MSNBC host Tamron Hall lashed out at actor Scott Baio at the Republican Convention in Cleveland on Tuesday for what she clearly considers inappropriate social-media messages in the political arena, demanding to know whether they represent the “moral compass” that Baio wants to present.
But the confrontation clearly turned in an unwelcome direction for her when the “Happy Days” star cited President Obama’s “gun” quote.
That was in June of 2008, when Obama said, on the campaign trail, “They’re going to try to scare people. They’re going to try to say that ‘that Obama is a scary guy.’ If they bring a knife to the fight, we bring a gun, because from what I understand folks in Philly like a good brawl. I’ve seen Eagles fans.”
Hall immediately denied Obama said that.
“That’s absolutely not true,” she claimed.
Baio had said, “You want me to be sweet and gentle to a man, a president, who says if they bring a knife to an argument, you bring a gun. That’s what President Obama said.”
He was right.
Ben Smith wrote about the comments at Politico during the heat of the 2008 campaign, just a day after Obama made the statement.
“‘If they bring a knife to the fight, we bring a gun,’ Obama said in Philadelphia last night. ‘Because from what I understand, folks in Philly like a good brawl. I’ve seen Eagles fans,'” he cited at the time. He pointed out that then-GOP candidate Sen. John McCain and the Republican National Committee immediately reacted to it.
McCain spokesman Tucker Bounds said then, “Barack Obama’s call for ‘new politics’ is officially over. In just 24 hours, Barack Obama attacked one of America’s pioneering women CEOs, rejected a series of joint bipartisan town halls, and said that if there’s a political knife fight, he’d bring a gun.”
Here’s a news report about the quote, although several online videos reveal that the actual footage appears to have been scrubbed from the Web:
The interview immediately turned confrontational with Hall challenging Baio’s comments about attending church, and his “religion.”
“One of the things that caught my eye was this tweet that you sent out July 10th, a photo of Hillary Clinton standing in front of the word ‘count.’ The O is [blocked]. So it appears she is standing in front of the C word. … Did you think about that in church?”
Baio, who also starred in the TV series “Charles in Charge,” said he just posted the image without commentary.
Hall pressed him.
“I’m just asking, you’re writing your speech in church, you talk about religion coming back to this country and us having a moral barometer. Where was your moral compass when you put a photo of a woman that you disagree with politically and that’s fine.”
“Tamron, you can look at that any way you want,” Baio said. “It’s the word count, that’s what she’s standing in front of, I just put it up there. There is no commentary attached to it, I didn’t call her anything. And the fact that you question my faith …”
Hall said, “You question others’ faith. When you say, we need to bring back religion, implying that somehow the moral compass for people that you don’t even know. … So is it the moral compass that you want to present to our children, to your fans, that you have this incendiary tweet about Hillary Clinton, and you certainly should disagree with her, politically, because you do. Or the first lady of this United States, Michelle Obama, regardless of color. I’m just asking, is that the higher Scott Baio?”
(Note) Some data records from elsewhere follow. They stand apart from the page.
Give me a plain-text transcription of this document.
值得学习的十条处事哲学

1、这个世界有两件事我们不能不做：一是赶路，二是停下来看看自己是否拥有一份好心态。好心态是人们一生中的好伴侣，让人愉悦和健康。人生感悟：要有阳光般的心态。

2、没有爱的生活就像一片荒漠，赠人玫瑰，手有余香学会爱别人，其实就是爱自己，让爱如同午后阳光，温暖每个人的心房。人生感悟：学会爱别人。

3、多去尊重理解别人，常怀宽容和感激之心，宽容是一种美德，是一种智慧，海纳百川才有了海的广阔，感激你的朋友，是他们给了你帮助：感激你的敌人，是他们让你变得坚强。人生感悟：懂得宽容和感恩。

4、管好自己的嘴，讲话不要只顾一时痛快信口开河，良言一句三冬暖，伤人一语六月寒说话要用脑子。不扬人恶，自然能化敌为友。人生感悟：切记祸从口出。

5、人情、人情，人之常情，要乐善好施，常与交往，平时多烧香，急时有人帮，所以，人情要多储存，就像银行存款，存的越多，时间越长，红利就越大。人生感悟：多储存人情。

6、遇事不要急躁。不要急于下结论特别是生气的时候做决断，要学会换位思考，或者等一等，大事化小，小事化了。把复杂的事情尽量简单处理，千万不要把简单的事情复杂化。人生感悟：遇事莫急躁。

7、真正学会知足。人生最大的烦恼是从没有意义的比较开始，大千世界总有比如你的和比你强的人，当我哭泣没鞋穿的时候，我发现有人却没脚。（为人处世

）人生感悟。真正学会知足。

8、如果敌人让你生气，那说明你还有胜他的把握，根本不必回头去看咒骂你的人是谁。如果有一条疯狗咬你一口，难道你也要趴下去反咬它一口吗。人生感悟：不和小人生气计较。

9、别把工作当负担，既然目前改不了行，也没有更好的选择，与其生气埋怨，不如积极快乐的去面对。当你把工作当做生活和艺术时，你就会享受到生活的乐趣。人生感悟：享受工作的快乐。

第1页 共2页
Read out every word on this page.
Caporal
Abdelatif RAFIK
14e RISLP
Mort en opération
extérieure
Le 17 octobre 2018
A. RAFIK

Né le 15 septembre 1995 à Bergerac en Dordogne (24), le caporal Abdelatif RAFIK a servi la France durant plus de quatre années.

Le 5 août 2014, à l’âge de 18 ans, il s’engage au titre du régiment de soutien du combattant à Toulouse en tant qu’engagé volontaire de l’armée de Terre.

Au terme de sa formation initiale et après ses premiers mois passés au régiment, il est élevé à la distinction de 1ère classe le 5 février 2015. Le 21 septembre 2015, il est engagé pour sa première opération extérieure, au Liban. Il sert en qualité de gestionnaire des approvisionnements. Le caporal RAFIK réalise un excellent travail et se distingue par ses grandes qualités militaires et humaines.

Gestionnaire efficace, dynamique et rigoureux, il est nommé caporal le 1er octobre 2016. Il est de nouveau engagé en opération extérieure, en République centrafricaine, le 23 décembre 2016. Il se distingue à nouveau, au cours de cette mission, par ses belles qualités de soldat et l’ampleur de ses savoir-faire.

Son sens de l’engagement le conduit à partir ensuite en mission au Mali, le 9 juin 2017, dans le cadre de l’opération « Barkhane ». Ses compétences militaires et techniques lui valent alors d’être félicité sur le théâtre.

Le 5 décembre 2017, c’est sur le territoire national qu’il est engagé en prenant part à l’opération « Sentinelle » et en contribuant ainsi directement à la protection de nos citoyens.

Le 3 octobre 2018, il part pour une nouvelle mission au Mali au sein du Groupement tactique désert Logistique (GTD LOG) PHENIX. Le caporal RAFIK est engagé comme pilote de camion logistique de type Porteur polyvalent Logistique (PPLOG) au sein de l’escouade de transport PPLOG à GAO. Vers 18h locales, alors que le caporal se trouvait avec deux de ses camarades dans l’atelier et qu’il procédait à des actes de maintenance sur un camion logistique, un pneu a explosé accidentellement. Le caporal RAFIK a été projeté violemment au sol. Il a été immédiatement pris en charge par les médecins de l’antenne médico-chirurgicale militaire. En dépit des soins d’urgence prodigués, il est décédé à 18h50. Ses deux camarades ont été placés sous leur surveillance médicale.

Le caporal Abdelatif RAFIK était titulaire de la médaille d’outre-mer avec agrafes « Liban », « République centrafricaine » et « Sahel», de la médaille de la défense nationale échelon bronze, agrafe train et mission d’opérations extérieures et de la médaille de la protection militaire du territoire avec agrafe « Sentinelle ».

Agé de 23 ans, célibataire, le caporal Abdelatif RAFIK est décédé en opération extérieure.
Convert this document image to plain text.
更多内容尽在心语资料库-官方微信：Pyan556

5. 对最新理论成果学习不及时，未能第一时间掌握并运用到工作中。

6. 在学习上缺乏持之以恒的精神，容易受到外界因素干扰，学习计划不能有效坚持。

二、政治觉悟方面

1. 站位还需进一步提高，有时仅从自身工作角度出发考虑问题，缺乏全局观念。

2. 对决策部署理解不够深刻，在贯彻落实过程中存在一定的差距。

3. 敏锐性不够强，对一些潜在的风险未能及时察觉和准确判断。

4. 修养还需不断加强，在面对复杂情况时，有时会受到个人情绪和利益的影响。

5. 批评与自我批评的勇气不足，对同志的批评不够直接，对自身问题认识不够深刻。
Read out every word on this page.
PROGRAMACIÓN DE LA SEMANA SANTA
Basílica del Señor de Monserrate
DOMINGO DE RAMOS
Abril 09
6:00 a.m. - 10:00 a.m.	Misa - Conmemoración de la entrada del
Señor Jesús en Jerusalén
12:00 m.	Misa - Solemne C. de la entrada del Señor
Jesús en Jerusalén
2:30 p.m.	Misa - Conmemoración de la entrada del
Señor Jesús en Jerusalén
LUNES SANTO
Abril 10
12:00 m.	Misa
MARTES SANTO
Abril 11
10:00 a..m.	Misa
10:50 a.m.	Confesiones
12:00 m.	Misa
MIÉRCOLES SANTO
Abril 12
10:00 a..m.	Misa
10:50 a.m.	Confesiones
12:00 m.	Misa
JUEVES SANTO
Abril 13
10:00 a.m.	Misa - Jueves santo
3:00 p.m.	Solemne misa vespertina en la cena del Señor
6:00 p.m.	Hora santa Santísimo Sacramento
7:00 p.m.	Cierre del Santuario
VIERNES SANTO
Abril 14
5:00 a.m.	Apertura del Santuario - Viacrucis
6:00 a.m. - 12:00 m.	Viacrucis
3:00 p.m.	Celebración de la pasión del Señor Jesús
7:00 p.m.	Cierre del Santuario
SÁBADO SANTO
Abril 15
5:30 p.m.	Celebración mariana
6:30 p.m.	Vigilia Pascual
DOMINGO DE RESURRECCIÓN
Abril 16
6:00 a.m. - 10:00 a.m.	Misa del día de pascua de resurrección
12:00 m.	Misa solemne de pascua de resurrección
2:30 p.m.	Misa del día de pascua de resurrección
Baio’s tweet regarding Michelle Obama featured an unflattering image of her, with the reference to what Barack Obama wakes up to.
“You want me to be square and nice to everybody,” Baio said, insisting that he be allowed a turn to talk, too. “And you want me to be sweet and gentle to a man, a president, who says if they bring a knife to an argument, you bring a gun. That’s what President Obama said. Now, if you want me to go after a guy like that – all bets are off at that point.”
Hall retaliated with a Donald Trump quote.
“The person that you support, the person that you support – the person you support said, he could take a gun out on Fifth Avenue and shoot someone in the head, and you would still support him. Is that true?”
Baio answered that Trump did say that, but then questioned Hall about Obama’s statement.
Actually, Trump’s comment, during a campaign rally in Iowa on the subject of how loyal were his supporters, was that he could “shoot somebody and not lose any voters.”